Fig.1: (left) XPEEM images (Fov 25 μm) of SrTiO3 as the KE is scanned through the average photoemission threshold. (right): chematic of the three mode operation of the Omicron NanoESCA.
Photoelectron emission microscopy combined with intense photon sources is becoming a powerful analytical tool with both spatial resolution down to a few nanometers and spectroscopic capabilities. One can laterally resolve surface domains according to their magnetization, chemical composition, electronic structure, and even follow the dynamics of domain movement, catalysis or laser emissions using time resolved detection systems.
The lateral resolution varies from 1 mm to 10 nm, placing this technique at the heart of the mesoscopic physics, and corresponds to the need for spectroscopic information on the intermediate scale between atomic and macroscopic, so lacking in multiscale modeling. Furthermore, the possibility of studying nanostructured materials and objects on the 100 nm scale corresponds perfectly to the technologically interesting length scale in electronics, bioelectronics.
CEA has acquired the first production model of the NanoESCA (OMICRON GmbH), a spectromicroscope designed for high spatial and energy resolution over a wide range of photoelectron kinetic energies (Δx ~ 100 nm; ΔE ~ 100 meV). This is done thanks to the combination of a simple purely electrostatic lens column allowing accurate focus tracking over several hundred eV with the use of a double hemispherical analyzer, eliminating spherical aberrations usually present in energy analyzers for photoelectron microscopes.

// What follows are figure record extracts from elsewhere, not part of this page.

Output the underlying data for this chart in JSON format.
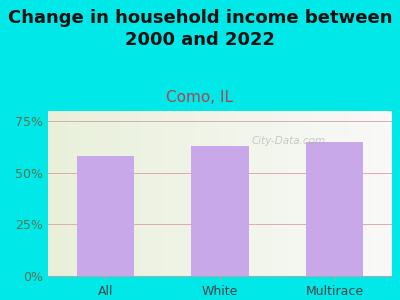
{
  "categories": [
    "All",
    "White",
    "Multirace"
  ],
  "values": [
    58,
    63,
    65
  ],
  "bar_color": "#c8a8e8",
  "title": "Change in household income between\n2000 and 2022",
  "subtitle": "Como, IL",
  "subtitle_color": "#aa4455",
  "title_color": "#111111",
  "bg_color": "#00e8e8",
  "yticks": [
    0,
    25,
    50,
    75
  ],
  "ytick_labels": [
    "0%",
    "25%",
    "50%",
    "75%"
  ],
  "ytick_color": "#557755",
  "watermark": "City-Data.com",
  "title_fontsize": 13,
  "subtitle_fontsize": 11,
  "tick_fontsize": 9,
  "bar_width": 0.5,
  "ylim_max": 80
}
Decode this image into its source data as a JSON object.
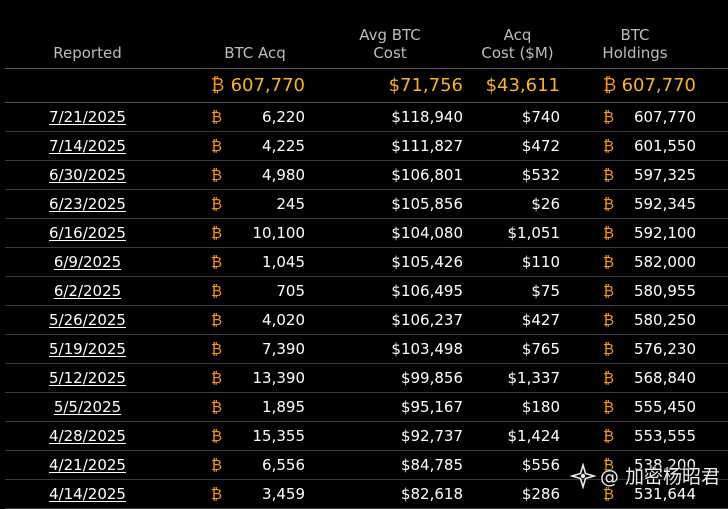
{
  "header": {
    "reported": "Reported",
    "btc_acq": "BTC Acq",
    "avg_btc_cost": "Avg BTC\nCost",
    "acq_cost": "Acq\nCost ($M)",
    "btc_holdings": "BTC\nHoldings"
  },
  "btc_symbol": "₿",
  "totals": {
    "btc_acq": "607,770",
    "avg_btc_cost": "$71,756",
    "acq_cost": "$43,611",
    "btc_holdings": "607,770"
  },
  "rows": [
    {
      "date": "7/21/2025",
      "btc_acq": "6,220",
      "avg_cost": "$118,940",
      "acq_cost": "$740",
      "holdings": "607,770"
    },
    {
      "date": "7/14/2025",
      "btc_acq": "4,225",
      "avg_cost": "$111,827",
      "acq_cost": "$472",
      "holdings": "601,550"
    },
    {
      "date": "6/30/2025",
      "btc_acq": "4,980",
      "avg_cost": "$106,801",
      "acq_cost": "$532",
      "holdings": "597,325"
    },
    {
      "date": "6/23/2025",
      "btc_acq": "245",
      "avg_cost": "$105,856",
      "acq_cost": "$26",
      "holdings": "592,345"
    },
    {
      "date": "6/16/2025",
      "btc_acq": "10,100",
      "avg_cost": "$104,080",
      "acq_cost": "$1,051",
      "holdings": "592,100"
    },
    {
      "date": "6/9/2025",
      "btc_acq": "1,045",
      "avg_cost": "$105,426",
      "acq_cost": "$110",
      "holdings": "582,000"
    },
    {
      "date": "6/2/2025",
      "btc_acq": "705",
      "avg_cost": "$106,495",
      "acq_cost": "$75",
      "holdings": "580,955"
    },
    {
      "date": "5/26/2025",
      "btc_acq": "4,020",
      "avg_cost": "$106,237",
      "acq_cost": "$427",
      "holdings": "580,250"
    },
    {
      "date": "5/19/2025",
      "btc_acq": "7,390",
      "avg_cost": "$103,498",
      "acq_cost": "$765",
      "holdings": "576,230"
    },
    {
      "date": "5/12/2025",
      "btc_acq": "13,390",
      "avg_cost": "$99,856",
      "acq_cost": "$1,337",
      "holdings": "568,840"
    },
    {
      "date": "5/5/2025",
      "btc_acq": "1,895",
      "avg_cost": "$95,167",
      "acq_cost": "$180",
      "holdings": "555,450"
    },
    {
      "date": "4/28/2025",
      "btc_acq": "15,355",
      "avg_cost": "$92,737",
      "acq_cost": "$1,424",
      "holdings": "553,555"
    },
    {
      "date": "4/21/2025",
      "btc_acq": "6,556",
      "avg_cost": "$84,785",
      "acq_cost": "$556",
      "holdings": "538,200"
    },
    {
      "date": "4/14/2025",
      "btc_acq": "3,459",
      "avg_cost": "$82,618",
      "acq_cost": "$286",
      "holdings": "531,644"
    }
  ],
  "watermark": {
    "text": "@ 加密杨昭君",
    "icon": "sparkle-logo-icon"
  },
  "colors": {
    "background": "#000000",
    "header_text": "#b7bdc3",
    "btc_orange": "#f7931a",
    "total_gold": "#f9b128"
  }
}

Fig.2(Left) : SEM micrographs of pMAN grafted on Au-Si heterogeneous surface. (Right): XPEEM energy filtered images: O 1s coordinated Ti (turquoise) and Si (blue); Grafting on gold strips and nanoparticles Au 4f7/2 (yellow), C 1s (red), Ti 2p3/2 (green)
The instrument is also unique in the world because it can operate with both synchrotron radiation sources and laboratory sources. It has a three mode operation: direct PEEM, small spot spectroscopy and energy filtered XPEEM. The instrument is at the heart of a close collaboration between the LETI and the DRECAM and constitutes the spectroscopy section of the joint DSM-DRT nanocharacterization centre within the MINATEC complex. The instrument was delivered in August 2006 and successfully passed the acceptance tests using the synchrotron radiation of the ID08 beamline at the ESRF and subsequently with the laboratory Hg, D2 and Al Kα sources at MINATEC. We have studied grafting of Polymethacrylonitrile on gold motifs deposited on a native oxide silicon substrate. The SEM images on the right of Fig.3 below show the area imaged and furthermore reveal the polymer grafted onto the gold motifs. The third cliché with a field of view of 127μm is a superposition of the XPEEM images taken on the O 1s levels shown in the inset, the blue corresponds to oxygen bound to Si in the native oxide, the turquoise to oxygen bound to Ti in the TiO2 interface layer necessary for Au adhesion. On the right the same FoV superimposes XPEEM images on the Au 4f7/2, C 1s and Ti 2p3/2 levels. Clearly no grafting occurs on the TiO2, however the 10-15 nm particles observed on the SiO2 (inset second from left) are shown to be Au, with a core level shift due to their small size (see inset).
Fig.3:612 nm spatial resolution from a line scan through cross etched into Au overlayer (green square).
Finally the instrument has demonstrated the best ever lateral resolution obtained with a laboratory Xray source: 650 nm measured on the step of a slit in a gold overlayer on a CdTe substrate. This has been achieved thanks to an optimized X-ray source combining higher thermal resistance to the electron beam with improved monochromator focusing. Within the framework of MINATEC, the CEA and the ESRF collaborate on a project for a dedicated spectromicroscopy beamline at the ESRF. Linked to this is the preparation of NanoSPECS, in reply to the call FP7 in order to constitute a network of expert European users of quantitative XPEEM.